The English Web Treebank sentences were also used by the Universal Dependencies (UD) project as the primary reference corpus for English [9]. STREUSLE incorporates the syntactic and morphological parses from UD_English-EWT v2.5 plus a few further corrections (specifically, the dev branch at 06d21c3 as of December 28, 2019); these follow the UD v2 standard.

This dataset's multiword expression and supersense annotations are licensed under a Creative Commons Attribution-ShareAlike 4.0 International license (see LICENSE). The UD annotations are redistributed under the same license. The source sentences and PTB part-of-speech annotations, which are from the Reviews section of the English Web Treebank (EWTB; [8]), are redistributed with permission of Google and the Linguistic Data Consortium, respectively.

An independent effort to improve the MWE annotations from those in STREUSLE 3.0 resulted in the HAMSTER resource [13]. The HAMSTER revisions have not been merged with the 4.0 revisions, though we intend to do so for a future release.

Files

  • streusle.conllulex: Full dataset.

  • STATS.md, LEXCAT.txt, MWES.txt, SUPERSENSES.txt: Statistics summarizing the full dataset.

  • train/, dev/, test/: Data splits established by the UD project and accompanying statistics.

  • releaseutil/: Scripts for preparing the data for release.

  • ACKNOWLEDGMENTS.md: Contributors and support that made this dataset possible.

  • CONLLULEX.md: Description of data format.

  • EXCEL.md: Instructions for working with the data as a spreadsheet.

  • LICENSE.txt: License.

  • ACL2018.md: Links to resources reported in [7].

  • conllulex2json.py: Script to validate the data and convert it to JSON.

  • json2conllulex.py: Script to convert STREUSLE JSON to .conllulex.

  • conllulex2csv.py: Script to create an Excel-readable CSV file with the data.

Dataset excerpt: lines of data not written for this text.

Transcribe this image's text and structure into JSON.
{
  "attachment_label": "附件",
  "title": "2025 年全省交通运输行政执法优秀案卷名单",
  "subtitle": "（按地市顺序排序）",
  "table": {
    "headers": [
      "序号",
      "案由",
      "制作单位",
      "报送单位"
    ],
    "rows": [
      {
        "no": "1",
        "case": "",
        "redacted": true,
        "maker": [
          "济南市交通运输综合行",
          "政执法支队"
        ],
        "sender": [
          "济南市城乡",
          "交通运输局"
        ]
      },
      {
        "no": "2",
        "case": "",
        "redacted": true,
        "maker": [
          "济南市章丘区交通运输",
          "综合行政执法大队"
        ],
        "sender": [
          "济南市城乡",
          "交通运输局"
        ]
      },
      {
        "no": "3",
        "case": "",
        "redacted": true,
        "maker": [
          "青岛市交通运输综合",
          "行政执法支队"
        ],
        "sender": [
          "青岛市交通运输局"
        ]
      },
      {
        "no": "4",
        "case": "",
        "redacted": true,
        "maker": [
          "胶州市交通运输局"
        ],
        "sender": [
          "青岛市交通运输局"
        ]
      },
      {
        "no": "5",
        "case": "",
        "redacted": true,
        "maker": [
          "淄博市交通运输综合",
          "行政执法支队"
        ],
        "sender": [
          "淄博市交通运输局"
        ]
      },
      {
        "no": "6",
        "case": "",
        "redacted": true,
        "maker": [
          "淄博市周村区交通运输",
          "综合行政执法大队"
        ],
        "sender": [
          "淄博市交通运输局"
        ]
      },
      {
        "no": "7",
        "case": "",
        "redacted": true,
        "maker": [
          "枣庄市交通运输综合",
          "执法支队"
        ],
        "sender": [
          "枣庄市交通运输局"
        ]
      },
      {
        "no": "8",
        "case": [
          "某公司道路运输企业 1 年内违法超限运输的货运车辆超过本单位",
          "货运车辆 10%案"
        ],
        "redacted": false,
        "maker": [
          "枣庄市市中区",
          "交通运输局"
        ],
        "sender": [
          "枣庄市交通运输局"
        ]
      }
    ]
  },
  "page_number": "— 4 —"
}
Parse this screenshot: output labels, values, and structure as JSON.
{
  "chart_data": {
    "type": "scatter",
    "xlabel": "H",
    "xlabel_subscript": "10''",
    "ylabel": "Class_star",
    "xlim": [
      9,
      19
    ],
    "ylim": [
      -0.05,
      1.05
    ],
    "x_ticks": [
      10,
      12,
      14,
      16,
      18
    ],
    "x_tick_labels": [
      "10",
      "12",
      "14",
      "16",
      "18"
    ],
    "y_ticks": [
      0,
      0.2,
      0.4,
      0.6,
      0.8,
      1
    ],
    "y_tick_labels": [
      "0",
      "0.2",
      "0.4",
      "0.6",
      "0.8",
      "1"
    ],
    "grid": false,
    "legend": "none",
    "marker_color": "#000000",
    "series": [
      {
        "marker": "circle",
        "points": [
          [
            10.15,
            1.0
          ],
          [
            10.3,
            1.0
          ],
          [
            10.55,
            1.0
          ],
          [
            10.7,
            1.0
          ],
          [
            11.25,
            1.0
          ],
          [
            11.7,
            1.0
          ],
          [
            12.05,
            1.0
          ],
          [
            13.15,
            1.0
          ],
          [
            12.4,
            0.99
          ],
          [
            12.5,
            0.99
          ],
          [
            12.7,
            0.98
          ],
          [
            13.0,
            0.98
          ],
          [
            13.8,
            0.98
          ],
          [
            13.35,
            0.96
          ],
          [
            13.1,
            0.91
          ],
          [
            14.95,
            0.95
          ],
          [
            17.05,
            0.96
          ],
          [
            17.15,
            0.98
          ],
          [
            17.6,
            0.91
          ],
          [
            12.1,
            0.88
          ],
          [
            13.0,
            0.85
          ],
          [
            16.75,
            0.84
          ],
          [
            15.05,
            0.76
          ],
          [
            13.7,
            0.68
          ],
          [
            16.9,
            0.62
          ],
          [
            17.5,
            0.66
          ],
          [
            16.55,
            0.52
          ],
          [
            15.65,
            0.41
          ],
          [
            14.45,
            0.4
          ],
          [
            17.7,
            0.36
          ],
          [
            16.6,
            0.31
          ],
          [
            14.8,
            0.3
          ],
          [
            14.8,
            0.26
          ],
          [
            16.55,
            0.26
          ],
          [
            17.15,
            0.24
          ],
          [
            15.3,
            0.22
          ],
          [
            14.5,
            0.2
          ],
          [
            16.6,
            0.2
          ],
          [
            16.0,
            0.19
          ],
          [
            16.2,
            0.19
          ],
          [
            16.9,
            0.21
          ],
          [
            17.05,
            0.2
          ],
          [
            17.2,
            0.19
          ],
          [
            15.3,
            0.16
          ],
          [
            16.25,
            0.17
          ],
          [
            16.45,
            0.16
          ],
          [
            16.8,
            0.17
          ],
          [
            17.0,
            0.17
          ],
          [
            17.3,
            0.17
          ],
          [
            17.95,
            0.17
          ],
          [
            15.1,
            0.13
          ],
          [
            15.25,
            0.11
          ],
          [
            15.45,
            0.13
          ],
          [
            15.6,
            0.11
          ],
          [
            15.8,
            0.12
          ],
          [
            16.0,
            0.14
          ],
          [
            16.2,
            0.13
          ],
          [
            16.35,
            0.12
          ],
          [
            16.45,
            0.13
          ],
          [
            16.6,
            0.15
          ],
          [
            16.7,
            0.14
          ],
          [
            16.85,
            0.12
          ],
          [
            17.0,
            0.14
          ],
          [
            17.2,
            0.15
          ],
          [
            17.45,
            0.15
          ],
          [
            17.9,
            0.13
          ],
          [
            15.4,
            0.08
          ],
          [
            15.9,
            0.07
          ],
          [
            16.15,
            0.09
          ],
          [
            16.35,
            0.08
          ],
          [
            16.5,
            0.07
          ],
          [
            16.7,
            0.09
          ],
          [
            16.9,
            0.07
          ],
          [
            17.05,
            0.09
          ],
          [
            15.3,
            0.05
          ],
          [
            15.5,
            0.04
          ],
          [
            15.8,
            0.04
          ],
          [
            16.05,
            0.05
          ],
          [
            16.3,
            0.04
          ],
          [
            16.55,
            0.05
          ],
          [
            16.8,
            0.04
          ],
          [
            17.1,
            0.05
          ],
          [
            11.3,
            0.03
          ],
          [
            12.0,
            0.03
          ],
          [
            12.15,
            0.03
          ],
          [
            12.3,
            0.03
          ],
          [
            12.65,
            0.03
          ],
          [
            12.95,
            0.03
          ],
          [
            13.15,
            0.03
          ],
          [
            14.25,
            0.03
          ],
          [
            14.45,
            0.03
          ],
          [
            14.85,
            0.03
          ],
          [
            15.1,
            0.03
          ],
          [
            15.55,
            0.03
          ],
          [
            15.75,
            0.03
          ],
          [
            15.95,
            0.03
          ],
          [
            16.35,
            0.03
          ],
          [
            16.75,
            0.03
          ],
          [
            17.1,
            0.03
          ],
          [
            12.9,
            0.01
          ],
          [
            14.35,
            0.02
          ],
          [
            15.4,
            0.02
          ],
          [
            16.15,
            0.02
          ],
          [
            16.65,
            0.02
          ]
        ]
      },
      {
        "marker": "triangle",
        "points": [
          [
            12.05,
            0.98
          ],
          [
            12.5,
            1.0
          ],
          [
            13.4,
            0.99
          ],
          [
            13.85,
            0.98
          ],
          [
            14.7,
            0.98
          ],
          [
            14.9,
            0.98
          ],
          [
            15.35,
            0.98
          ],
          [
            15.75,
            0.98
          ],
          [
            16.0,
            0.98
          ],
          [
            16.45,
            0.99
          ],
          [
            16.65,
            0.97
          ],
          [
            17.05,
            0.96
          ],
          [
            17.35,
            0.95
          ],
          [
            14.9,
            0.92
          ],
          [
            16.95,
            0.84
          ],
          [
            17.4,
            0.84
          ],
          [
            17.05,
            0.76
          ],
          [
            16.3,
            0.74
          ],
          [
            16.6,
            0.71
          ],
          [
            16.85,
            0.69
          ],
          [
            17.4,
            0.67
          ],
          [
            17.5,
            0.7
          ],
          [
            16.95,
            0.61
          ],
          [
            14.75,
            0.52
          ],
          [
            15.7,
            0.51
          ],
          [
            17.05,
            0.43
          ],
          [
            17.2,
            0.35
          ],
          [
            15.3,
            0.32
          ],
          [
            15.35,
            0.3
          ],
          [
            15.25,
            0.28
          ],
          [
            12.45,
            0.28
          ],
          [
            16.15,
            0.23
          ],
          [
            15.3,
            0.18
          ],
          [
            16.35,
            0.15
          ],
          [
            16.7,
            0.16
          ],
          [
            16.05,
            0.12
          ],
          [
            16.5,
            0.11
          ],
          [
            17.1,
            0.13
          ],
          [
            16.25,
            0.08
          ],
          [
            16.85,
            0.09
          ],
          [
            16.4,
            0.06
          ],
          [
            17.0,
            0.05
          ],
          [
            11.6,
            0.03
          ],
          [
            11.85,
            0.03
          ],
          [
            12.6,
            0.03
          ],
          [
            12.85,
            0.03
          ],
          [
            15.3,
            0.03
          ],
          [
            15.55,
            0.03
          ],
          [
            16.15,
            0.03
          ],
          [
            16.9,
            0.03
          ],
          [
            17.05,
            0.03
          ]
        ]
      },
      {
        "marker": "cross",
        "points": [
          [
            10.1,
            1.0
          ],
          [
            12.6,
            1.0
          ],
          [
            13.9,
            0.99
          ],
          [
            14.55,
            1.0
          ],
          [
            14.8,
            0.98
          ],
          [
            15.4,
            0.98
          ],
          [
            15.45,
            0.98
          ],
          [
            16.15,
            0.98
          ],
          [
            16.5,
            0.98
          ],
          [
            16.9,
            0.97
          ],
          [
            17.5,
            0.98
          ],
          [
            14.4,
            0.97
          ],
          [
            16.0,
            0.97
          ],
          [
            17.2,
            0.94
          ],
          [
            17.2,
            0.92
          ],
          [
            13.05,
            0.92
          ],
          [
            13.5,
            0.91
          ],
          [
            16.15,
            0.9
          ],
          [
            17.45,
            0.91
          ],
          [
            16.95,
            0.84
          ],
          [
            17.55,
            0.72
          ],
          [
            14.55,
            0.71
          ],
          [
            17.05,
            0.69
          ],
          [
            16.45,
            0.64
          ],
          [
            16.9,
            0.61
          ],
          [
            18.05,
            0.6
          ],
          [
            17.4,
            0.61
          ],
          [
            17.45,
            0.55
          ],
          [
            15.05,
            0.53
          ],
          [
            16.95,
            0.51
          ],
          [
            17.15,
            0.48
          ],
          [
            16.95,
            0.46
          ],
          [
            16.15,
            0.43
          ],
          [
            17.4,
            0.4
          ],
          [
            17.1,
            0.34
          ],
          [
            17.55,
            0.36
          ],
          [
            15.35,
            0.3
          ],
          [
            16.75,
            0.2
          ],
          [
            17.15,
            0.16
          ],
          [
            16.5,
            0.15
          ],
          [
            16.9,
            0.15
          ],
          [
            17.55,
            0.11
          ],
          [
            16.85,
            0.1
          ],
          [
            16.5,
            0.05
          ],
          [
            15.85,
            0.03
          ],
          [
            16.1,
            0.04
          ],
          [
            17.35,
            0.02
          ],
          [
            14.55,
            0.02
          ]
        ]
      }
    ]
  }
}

  • csv2conllulex.py: Script to convert an Excel-generated CSV file to .conllulex.

  • conllulex2UDlextag.py: Script to remove all STREUSLE fields except lextags.

  • UDlextag2json.py: Script to unpack lextags, populating remaining STREUSLE fields.

  • normalize_mwe_numbering.py: Script to ensure MWEs within each sentence are numbered in a consistent order.

  • govobj.py: Utility for adding heuristic preposition/possessor governor and object links to the JSON.

  • lexcatter.py: Utilities for working with lexical categories.

  • mwerender.py: Utilities for working with MWEs.

  • supersenses.py: Utilities for working with supersense labels.

  • streusvis.py: Utility for browsing MWE and supersense annotations.

  • supdate.py: Utility for applying lexical semantic annotations made by editing the output of streusvis.py.

  • tagging.py: Utilities for working with BIO-style tags.

  • tquery.py: Utility for searching the data for tokens that meet certain criteria.

  • tupdate.py: Utility for applying lexical tag changes made by editing the output of tquery.py.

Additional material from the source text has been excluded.